Katowice - the City Built on Coal

Coal mine. Photo: Creative Commons, credit: Hangela

International climate change negotiators announced late Saturday the 15th December in the Polish town of Katowice, that they have reached an agreement at COP24 in Poland. The text charts a path forward for countries to set tougher targets for cutting greenhouse gases under the Paris climate agreement, as well as stronger transparency rules for countries in disclosing their emissions.

The great question of the climate was newly decided in a city where dirty coal power dominates. The world looked closer at the host country of Poland which has been for a long time been a brake on EU climate policy.

Katowice is today a modern metropolis, a centre for research, culture and trade in southern Poland. The city is the base of the Polish Radio Symphony Orchestra and is one of UNESCO's music towns. It is also a city built on coal. It is not least the air that is among the worst in the EU.

The discovery of major coal and steel deposits caused the city to flourish in the late 19th century. After the Second World War, during which the city was demolished and partially destroyed, Katowice again grew with industry as a motor vehicle.

During the 1980s there were 14 active coal mines in the area and the coal industry employed around 400,000 people throughout the country. Today, only two mines remain and the number of workers has fallen to about 100,000.

Expensive and lethal carbon dependence

Despite the decline, Poland is still largely dependent on coal power. More than 80 per cent of the country's electricity and heat production came from coal in 2015, one of the cheapest and dirty fossil fuels.
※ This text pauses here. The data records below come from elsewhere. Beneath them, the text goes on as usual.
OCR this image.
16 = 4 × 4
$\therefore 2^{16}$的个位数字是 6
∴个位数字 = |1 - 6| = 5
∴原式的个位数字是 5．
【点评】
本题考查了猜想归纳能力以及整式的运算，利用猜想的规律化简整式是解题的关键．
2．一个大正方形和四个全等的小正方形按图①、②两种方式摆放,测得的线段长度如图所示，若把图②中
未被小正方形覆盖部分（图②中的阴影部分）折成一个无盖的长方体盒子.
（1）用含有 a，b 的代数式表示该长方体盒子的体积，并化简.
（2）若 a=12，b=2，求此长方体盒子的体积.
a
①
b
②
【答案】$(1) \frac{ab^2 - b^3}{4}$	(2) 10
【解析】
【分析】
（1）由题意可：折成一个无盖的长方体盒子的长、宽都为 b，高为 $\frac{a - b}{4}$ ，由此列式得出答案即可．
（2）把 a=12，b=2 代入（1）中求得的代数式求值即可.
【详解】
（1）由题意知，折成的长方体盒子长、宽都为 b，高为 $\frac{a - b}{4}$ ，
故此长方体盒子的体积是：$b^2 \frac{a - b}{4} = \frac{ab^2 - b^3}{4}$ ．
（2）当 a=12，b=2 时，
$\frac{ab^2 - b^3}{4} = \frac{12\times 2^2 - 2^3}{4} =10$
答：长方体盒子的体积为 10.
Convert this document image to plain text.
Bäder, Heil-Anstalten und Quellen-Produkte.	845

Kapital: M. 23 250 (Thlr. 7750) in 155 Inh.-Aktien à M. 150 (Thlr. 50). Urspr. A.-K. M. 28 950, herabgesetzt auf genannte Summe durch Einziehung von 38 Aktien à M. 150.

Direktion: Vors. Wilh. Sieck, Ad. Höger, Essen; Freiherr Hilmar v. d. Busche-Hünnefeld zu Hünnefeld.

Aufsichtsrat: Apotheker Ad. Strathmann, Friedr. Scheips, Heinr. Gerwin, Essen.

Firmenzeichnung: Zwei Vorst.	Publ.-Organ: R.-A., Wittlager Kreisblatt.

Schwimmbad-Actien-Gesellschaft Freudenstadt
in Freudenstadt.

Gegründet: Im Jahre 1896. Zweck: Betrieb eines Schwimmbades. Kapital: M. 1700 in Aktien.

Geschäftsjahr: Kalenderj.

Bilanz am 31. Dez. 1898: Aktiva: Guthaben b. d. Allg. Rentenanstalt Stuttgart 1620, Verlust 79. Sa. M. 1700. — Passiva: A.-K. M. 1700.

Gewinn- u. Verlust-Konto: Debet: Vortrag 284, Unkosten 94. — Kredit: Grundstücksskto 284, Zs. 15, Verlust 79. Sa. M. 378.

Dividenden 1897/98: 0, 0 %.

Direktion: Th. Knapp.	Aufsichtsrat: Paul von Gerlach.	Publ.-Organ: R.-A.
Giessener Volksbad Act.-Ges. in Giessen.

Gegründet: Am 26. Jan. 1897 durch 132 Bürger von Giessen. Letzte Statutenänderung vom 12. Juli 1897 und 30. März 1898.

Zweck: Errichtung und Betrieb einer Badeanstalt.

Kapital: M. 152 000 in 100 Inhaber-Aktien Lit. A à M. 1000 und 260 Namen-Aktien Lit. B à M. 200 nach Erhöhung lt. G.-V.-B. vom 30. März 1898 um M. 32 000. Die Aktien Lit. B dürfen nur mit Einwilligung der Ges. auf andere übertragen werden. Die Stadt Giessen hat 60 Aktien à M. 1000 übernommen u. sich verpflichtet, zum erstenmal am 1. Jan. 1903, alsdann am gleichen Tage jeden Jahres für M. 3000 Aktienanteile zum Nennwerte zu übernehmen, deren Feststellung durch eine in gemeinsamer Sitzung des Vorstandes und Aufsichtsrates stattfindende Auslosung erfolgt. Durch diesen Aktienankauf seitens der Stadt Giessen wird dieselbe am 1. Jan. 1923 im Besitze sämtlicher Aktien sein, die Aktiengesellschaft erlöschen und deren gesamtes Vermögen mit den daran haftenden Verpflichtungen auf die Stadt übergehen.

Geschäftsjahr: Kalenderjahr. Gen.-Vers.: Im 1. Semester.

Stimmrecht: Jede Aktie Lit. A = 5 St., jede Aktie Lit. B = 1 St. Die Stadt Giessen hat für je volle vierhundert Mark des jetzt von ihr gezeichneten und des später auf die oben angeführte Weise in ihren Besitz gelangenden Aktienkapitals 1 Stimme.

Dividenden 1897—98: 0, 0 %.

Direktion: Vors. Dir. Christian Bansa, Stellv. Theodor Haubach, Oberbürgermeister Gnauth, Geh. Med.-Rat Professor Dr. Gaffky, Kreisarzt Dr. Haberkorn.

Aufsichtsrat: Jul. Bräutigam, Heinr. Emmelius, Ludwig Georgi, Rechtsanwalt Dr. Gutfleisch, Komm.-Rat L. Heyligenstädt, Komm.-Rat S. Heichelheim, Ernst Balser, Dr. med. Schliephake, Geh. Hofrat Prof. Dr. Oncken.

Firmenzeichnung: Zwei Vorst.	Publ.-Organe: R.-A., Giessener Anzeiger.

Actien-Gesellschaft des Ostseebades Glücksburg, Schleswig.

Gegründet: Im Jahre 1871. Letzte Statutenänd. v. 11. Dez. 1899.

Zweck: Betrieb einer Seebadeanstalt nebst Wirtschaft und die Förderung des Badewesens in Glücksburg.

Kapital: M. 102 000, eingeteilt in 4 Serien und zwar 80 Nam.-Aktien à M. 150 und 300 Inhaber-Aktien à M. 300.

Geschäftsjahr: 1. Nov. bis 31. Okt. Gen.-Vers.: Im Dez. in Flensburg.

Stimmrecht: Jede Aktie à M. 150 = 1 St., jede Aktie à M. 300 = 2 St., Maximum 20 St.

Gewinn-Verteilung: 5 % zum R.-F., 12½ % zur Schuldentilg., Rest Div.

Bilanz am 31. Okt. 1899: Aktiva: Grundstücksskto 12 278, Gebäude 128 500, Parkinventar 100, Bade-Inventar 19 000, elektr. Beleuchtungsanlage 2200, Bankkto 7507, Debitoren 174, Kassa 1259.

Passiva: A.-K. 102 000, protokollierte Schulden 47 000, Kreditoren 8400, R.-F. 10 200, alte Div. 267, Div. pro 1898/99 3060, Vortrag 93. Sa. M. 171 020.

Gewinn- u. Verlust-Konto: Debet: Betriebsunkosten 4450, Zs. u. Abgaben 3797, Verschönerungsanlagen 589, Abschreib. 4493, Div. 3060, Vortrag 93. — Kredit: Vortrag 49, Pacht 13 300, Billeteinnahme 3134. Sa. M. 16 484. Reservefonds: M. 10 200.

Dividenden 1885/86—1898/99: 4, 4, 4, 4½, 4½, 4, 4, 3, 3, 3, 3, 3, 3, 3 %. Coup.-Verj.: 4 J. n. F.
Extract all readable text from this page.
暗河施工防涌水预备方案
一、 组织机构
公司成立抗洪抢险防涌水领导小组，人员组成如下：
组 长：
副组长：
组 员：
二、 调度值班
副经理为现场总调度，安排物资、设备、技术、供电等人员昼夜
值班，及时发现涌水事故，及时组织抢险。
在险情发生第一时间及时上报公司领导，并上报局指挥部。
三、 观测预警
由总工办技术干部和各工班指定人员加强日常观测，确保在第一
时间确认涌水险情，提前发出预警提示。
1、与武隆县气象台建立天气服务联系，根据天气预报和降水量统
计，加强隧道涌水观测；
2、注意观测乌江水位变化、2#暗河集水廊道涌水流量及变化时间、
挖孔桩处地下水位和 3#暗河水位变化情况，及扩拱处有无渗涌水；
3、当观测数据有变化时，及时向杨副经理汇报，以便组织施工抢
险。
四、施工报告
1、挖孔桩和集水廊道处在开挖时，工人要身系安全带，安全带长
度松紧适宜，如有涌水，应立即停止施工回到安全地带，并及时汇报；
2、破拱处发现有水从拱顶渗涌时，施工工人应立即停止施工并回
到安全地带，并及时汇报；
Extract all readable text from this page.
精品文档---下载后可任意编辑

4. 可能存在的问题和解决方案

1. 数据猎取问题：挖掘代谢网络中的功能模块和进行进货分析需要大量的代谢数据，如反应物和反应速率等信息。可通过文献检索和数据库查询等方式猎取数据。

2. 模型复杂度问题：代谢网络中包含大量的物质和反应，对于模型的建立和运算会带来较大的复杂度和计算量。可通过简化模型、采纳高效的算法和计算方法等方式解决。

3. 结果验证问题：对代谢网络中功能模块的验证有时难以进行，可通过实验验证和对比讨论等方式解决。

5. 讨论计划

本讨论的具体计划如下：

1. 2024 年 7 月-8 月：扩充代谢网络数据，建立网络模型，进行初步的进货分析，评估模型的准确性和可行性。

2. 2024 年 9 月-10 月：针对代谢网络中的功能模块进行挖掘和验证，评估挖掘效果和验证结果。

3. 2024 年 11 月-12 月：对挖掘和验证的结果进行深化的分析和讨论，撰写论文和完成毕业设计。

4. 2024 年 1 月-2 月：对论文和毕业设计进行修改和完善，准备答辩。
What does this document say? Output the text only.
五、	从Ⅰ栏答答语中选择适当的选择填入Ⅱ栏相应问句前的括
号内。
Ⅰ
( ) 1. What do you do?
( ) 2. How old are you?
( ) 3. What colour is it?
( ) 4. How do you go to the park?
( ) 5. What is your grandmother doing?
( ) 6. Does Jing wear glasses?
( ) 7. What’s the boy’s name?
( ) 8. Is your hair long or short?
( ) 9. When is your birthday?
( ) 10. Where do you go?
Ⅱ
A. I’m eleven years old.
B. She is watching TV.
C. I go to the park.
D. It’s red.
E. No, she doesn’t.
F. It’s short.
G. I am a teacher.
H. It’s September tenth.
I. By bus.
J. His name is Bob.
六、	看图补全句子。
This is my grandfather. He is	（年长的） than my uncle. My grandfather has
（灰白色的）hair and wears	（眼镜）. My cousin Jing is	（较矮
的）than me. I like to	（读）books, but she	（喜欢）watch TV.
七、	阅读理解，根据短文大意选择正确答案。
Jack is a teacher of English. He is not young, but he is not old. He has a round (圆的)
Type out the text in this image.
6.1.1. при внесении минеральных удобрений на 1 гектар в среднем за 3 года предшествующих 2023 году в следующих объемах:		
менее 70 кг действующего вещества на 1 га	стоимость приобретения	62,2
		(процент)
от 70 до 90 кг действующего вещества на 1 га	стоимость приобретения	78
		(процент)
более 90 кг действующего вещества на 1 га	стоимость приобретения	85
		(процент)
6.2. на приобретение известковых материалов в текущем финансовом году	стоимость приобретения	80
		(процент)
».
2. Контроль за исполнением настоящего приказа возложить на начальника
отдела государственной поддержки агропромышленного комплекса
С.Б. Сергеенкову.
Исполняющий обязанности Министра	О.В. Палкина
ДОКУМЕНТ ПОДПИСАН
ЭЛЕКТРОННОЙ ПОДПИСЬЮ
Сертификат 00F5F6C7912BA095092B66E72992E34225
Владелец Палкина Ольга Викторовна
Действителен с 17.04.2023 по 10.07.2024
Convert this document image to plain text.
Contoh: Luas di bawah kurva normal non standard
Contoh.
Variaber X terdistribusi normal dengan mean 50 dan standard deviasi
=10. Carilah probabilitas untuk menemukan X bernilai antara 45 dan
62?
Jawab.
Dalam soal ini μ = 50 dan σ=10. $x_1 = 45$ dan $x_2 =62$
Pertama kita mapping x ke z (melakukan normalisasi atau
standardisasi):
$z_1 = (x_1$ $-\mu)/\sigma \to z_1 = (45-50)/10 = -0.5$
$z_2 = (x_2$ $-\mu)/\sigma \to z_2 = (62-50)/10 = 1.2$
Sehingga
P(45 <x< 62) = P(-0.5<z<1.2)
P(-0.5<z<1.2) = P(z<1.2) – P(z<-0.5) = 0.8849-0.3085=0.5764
Poland's coal dependence is a consequence of a number of governments unable to take the necessary steps towards a conversion. It is not only the fossil lobby that has a strong influence - but the country's unions are also worried about what will happen to the 100,000 workers in the coal industry in a conversion.

That's why Poland is opposed when other EU countries wanted to go ahead with ambitious emission targets. The country has previously counteracted the development of wind power and in the negotiations for the year's climate summit, priority has been given to issues such as energy security and poverty reduction and hunger rather than stronger commitments to reduce emissions.

One of the coal's strongest arguments for Poland has previously been that it is a domestic energy source, unlike natural gas. Today, two-thirds of Poland's gas comes from the Russian energy giant Gazprom. Recently, an agreement was signed with the United States on imports of gas to balance the Russian market, but in any case, the idea of becoming more dependent on foreign energy is not attractive to Poland.

However, in the long term, the coal is not a guarantee of it. Already today, Poland imports millions of tonnes of coal, of which half are actually from Russia.